Donnez leur des planeurs ultra modernes avec des nouvelles ailes en carbonne, etc, un temps magnifique, ils n’ont que 100 mètres à pieds à faire pour se bréler dans le cockpit, mais non, ils préfèrent se bronzer au soleil et organiser des tournois de ping pong.
Et après ils expliqueront que "bof le vol à voile on se fait chier".
Alors avec des réactions comme ça, quelle image se donne t’ils des nouvelles technologies ?
"C’est nul, c’est pas terrible."
Donnez aux pilotes de ligne les nouveaux A320 à commandes de vol électriques, affichages par écrans.
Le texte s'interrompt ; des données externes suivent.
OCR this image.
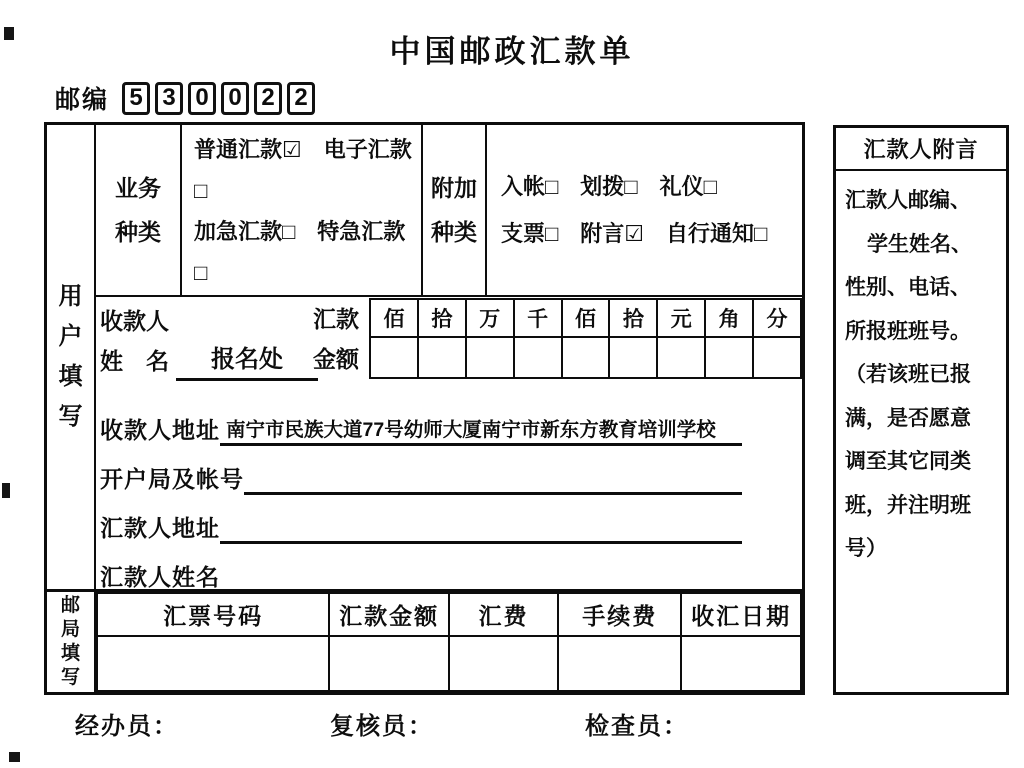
中国邮政汇款单
邮编 5 3 0 0 2 2
用户填写
业务
种类
普通汇款☑　电子汇款
□
加急汇款□　特急汇款
□
附加
种类
入帐□　划拨□　礼仪□
支票□　附言☑　自行通知□
收款人
姓　名	报名处
汇款
金额
佰	拾	万	千	佰	拾	元	角	分

收款人地址 南宁市民族大道77号幼师大厦南宁市新东方教育培训学校
开户局及帐号
汇款人地址
汇款人姓名
邮局填写
汇票号码	汇款金额	汇费	手续费	收汇日期

汇款人附言
汇款人邮编、
学生姓名、
性别、电话、
所报班班号。
（若该班已报
满，是否愿意
调至其它同类
班，并注明班
号）
经办员：	复核员：	检查员：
Et c’est la série de catastrophes. Et ils prétextent que l’affichage n’est pas au point, qu’ils confondent vitesse verticale(variomètre) et altimètre alors qu’avec ce même affichage les pilotes de Mirage 2000 et les pilotes d’essais n’ont pas le moindre problème. Et en apparté entre nous, ils nous disent qu’en réalité ils refusent que ce soit un ordinateur qui leur dise ce qu’il faut faire et qui fixe lui même les limites de manoeuvres et de domaines de vol. Et il leur faut des procès qui durent 20 ans pour se prendre au visage ce que n’importe quel pilote sait : que que ce soit dans un planeur à commandes classiques ou dans un A320 à commandes gérées par informatique piloter c’est toujours piloter.
Et des articles théorisant catastrophisants sur la sécurité aérienne, tout à fait du genre des futurologues qui se trompent.
Ce n’est pas la technologie et les scientiques qui se plantent, mais l’utilisateur et ce qu’en analysent les journalistes, amplifiant le catastrophisme dénigrant dont se repais le bon peuple et son soi disant bon sens.
Le syndrome bien français : critiquer et en tirer des conclusions dénigrantes. Vous ne faites pas ça, vous n’êtes pas écouté ni integré dans un groupe.